Technological advancements and evolving customer expectations will continue to accelerate this shift. Autonomous AI shopping agents will negotiate and transact independently. Generative AI will enable hyper-personalised, multimodal journeys. Predictive and invisible commerce will anticipate needs before customers ask. Context-aware AI ecosystems and immersive technologies will turn conversations into a long-term strategic advantage.
conclusion
Conversational commerce is redefining how organisations generate value from customer interactions. Contact centres now influence revenue, loyalty, and differentiation in equal measure. By aligning AI-driven conversations with commercial intent, enterprises can transform service touchpoints into scalable growth engines.

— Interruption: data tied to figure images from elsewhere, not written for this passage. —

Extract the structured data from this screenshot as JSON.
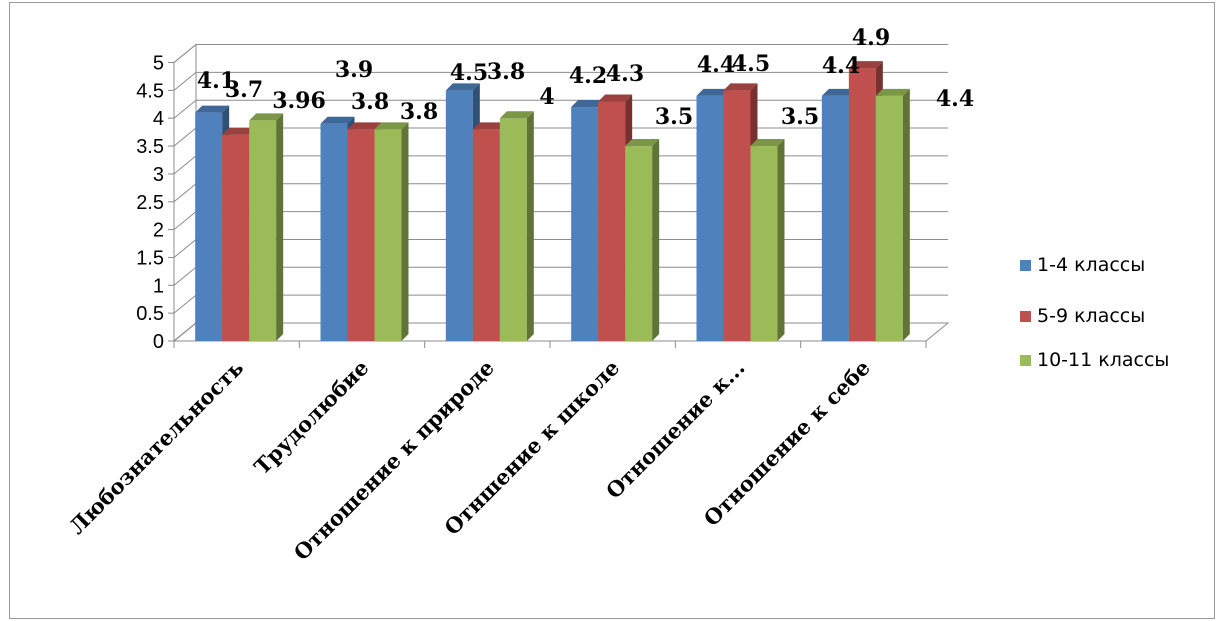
{
  "chart_data": {
    "type": "bar",
    "style": "3d-clustered-column",
    "categories": [
      "Любознательность",
      "Трудолюбие",
      "Отношение к природе",
      "Отншение к школе",
      "Отношение к...",
      "Отношение к себе"
    ],
    "series": [
      {
        "name": "1-4 классы",
        "color": "#4f81bd",
        "values": [
          4.1,
          3.9,
          4.5,
          4.2,
          4.4,
          4.4
        ],
        "labels": [
          "4.1",
          "3.9",
          "4.5",
          "4.2",
          "4.4",
          "4.4"
        ]
      },
      {
        "name": "5-9 классы",
        "color": "#c0504d",
        "values": [
          3.7,
          3.8,
          3.8,
          4.3,
          4.5,
          4.9
        ],
        "labels": [
          "3.7",
          "3.8",
          "3.8",
          "4.3",
          "4.5",
          "4.9"
        ]
      },
      {
        "name": "10-11 классы",
        "color": "#9bbb59",
        "values": [
          3.96,
          3.8,
          4,
          3.5,
          3.5,
          4.4
        ],
        "labels": [
          "3.96",
          "3.8",
          "4",
          "3.5",
          "3.5",
          "4.4"
        ]
      }
    ],
    "yticks": [
      "0",
      "0.5",
      "1",
      "1.5",
      "2",
      "2.5",
      "3",
      "3.5",
      "4",
      "4.5",
      "5"
    ],
    "ylim": [
      0,
      5
    ],
    "grid": true,
    "legend_position": "right"
  }
}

As conversational technologies mature, organisations that act early will shape customer expectations rather than react to them.
Frequently Asked Questions:
How is conversational commerce different from traditional contact center “support”?
It turns service conversations into guided purchase journeys, not just issue resolution.
It combines AI assistants, intent/sentiment understanding, orchestration, analytics, and CRM/commerce integrations so customers can discover, evaluate, and transact in-channel.
This enables revenue capture at the moment of highest intent and trust.
What risks should leaders mitigate when turning service into sales via AI chat and voice?
The key risks are data security, inconsistent offers, and uncontrolled handoffs between bots and humans.
Leaders should require secure integrations with CRM/OMS/payments, clear routing rules, and governance for approved messaging to avoid compliance and brand risk.
This protects trust while scaling conversion.
Which KPIs prove the contact center is acting as a revenue engine (not a cost center)?
Track conversion rate from service-to-sale, revenue per conversation, and containment-to-conversion quality.
Pair these with operational metrics (AHT, transfer rate, repeat contacts) to ensure revenue uplift is not created by degrading experience.
This links conversational programs to profitable growth.